Eventually Rousseau gets to the point in history when man starts forming society. Men started settling together and forming nations, united by characteristic features rather than regulations and laws (49). Within these settlements, public esteem became a value. When this happened, "the one who sang or danced the best, the handsomest, the strongest, the most adroit or the most eloquent" were the ones who were held up high in public esteem (49). This is where jealousy and competition can be rooted to. According to Rousseau, "this was the first step toward inequality and toward vice." (49).
This desire to be highly regarded by others became a danger to happiness and innocence. Many philosophers state that it was in man's nature to be cruel, but Rousseau argues the opposite.
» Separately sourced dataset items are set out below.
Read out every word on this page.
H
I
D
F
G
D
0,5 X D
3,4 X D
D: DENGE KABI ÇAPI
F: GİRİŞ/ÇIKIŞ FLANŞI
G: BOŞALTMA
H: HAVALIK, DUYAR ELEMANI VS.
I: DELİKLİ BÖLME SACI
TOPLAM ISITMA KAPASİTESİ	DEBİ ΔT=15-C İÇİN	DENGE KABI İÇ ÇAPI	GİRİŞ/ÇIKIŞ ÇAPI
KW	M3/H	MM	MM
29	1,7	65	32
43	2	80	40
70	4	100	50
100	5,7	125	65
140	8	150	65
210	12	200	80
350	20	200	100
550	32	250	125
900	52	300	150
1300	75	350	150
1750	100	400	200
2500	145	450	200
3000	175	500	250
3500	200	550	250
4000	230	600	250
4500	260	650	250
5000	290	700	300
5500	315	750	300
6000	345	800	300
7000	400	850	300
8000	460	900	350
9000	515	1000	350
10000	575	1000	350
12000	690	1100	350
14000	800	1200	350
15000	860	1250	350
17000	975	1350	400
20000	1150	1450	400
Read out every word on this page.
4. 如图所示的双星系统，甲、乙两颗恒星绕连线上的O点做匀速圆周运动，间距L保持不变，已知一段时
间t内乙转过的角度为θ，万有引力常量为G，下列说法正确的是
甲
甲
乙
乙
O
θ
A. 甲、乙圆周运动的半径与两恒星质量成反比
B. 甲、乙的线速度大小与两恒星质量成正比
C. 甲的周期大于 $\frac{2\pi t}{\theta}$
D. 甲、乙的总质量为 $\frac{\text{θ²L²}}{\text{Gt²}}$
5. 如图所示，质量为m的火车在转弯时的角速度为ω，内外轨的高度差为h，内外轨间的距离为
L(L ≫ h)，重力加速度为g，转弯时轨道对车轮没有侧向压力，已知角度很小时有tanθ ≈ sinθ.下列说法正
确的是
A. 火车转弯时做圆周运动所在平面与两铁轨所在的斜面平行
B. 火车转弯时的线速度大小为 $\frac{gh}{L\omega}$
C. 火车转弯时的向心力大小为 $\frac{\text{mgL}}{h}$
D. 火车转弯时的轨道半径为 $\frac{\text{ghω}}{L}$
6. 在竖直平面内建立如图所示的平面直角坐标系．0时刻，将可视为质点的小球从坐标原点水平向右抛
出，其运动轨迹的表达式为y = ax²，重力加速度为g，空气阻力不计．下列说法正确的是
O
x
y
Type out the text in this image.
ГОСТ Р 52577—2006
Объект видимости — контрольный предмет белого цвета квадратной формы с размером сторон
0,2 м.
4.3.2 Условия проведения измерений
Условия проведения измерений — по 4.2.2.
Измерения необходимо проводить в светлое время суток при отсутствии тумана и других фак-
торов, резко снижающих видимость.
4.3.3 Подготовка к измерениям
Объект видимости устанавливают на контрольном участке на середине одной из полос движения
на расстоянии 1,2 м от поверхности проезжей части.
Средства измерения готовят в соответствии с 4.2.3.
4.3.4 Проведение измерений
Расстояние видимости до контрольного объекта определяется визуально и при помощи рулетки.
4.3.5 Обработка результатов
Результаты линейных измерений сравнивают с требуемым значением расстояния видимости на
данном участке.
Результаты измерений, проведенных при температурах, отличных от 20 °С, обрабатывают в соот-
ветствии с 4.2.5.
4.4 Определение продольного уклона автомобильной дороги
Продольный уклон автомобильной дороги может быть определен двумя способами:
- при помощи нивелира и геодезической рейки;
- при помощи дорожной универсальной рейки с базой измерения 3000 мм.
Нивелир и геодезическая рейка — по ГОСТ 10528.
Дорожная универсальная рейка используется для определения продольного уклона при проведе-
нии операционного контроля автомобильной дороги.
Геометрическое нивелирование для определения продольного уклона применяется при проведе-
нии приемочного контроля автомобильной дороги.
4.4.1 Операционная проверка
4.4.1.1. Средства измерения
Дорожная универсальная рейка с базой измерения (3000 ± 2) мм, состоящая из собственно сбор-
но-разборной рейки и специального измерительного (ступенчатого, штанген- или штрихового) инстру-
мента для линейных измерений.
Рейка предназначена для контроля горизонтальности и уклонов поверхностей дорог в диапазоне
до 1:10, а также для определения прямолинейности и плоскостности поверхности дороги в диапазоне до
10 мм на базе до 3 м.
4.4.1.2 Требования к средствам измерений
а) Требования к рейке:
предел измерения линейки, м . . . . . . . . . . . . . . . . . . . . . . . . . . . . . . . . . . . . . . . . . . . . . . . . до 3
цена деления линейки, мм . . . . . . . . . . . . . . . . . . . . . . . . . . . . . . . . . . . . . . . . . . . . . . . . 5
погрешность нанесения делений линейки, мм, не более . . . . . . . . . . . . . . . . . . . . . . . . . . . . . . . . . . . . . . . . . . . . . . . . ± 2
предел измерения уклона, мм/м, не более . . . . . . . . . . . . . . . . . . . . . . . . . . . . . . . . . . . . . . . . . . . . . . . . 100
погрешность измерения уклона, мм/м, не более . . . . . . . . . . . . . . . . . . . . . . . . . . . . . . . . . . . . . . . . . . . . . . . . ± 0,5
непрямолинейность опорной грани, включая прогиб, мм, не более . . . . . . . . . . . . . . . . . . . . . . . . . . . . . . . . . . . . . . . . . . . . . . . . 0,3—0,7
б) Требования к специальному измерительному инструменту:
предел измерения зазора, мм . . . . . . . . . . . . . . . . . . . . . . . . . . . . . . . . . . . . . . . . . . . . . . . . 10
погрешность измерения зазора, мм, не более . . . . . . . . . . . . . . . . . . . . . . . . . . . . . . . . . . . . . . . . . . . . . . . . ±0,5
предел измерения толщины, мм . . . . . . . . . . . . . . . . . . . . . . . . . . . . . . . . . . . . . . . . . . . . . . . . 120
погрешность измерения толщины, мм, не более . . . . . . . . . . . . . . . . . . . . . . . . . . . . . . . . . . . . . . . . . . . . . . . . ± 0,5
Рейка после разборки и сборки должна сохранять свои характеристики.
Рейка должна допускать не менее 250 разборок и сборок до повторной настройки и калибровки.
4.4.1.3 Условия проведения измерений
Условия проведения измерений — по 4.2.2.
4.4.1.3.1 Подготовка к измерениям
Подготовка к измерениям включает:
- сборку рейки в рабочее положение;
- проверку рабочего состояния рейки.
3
He says that once men began to value one another, each man wanted to be the best, and terrible things such as jealousy and revenge came into being. It is because of this that men became "bloodthirsty and cruel." (50). He also says that there is nothing as gentle as a man in his primitive state, when he lived for self preservation. When men lived with only self preservation, they did not interfere with or harm others. At this point he praises the words once said by Locke, "where there is no property, there is no injury."(50). Rousseau uses Locke's statement to strengthen his argument against those that say men are naturally cruel, and that civilization is needed in order to soften him.
All of these factors, mainly the creation of society, together form the basis for inequality among humans. The desire to be highly regarded by others causes jealousy which then leads to violence. If society had not been formed, there would not be any competition among men, and therefore there would be no cruelty because without society, everyone is equal.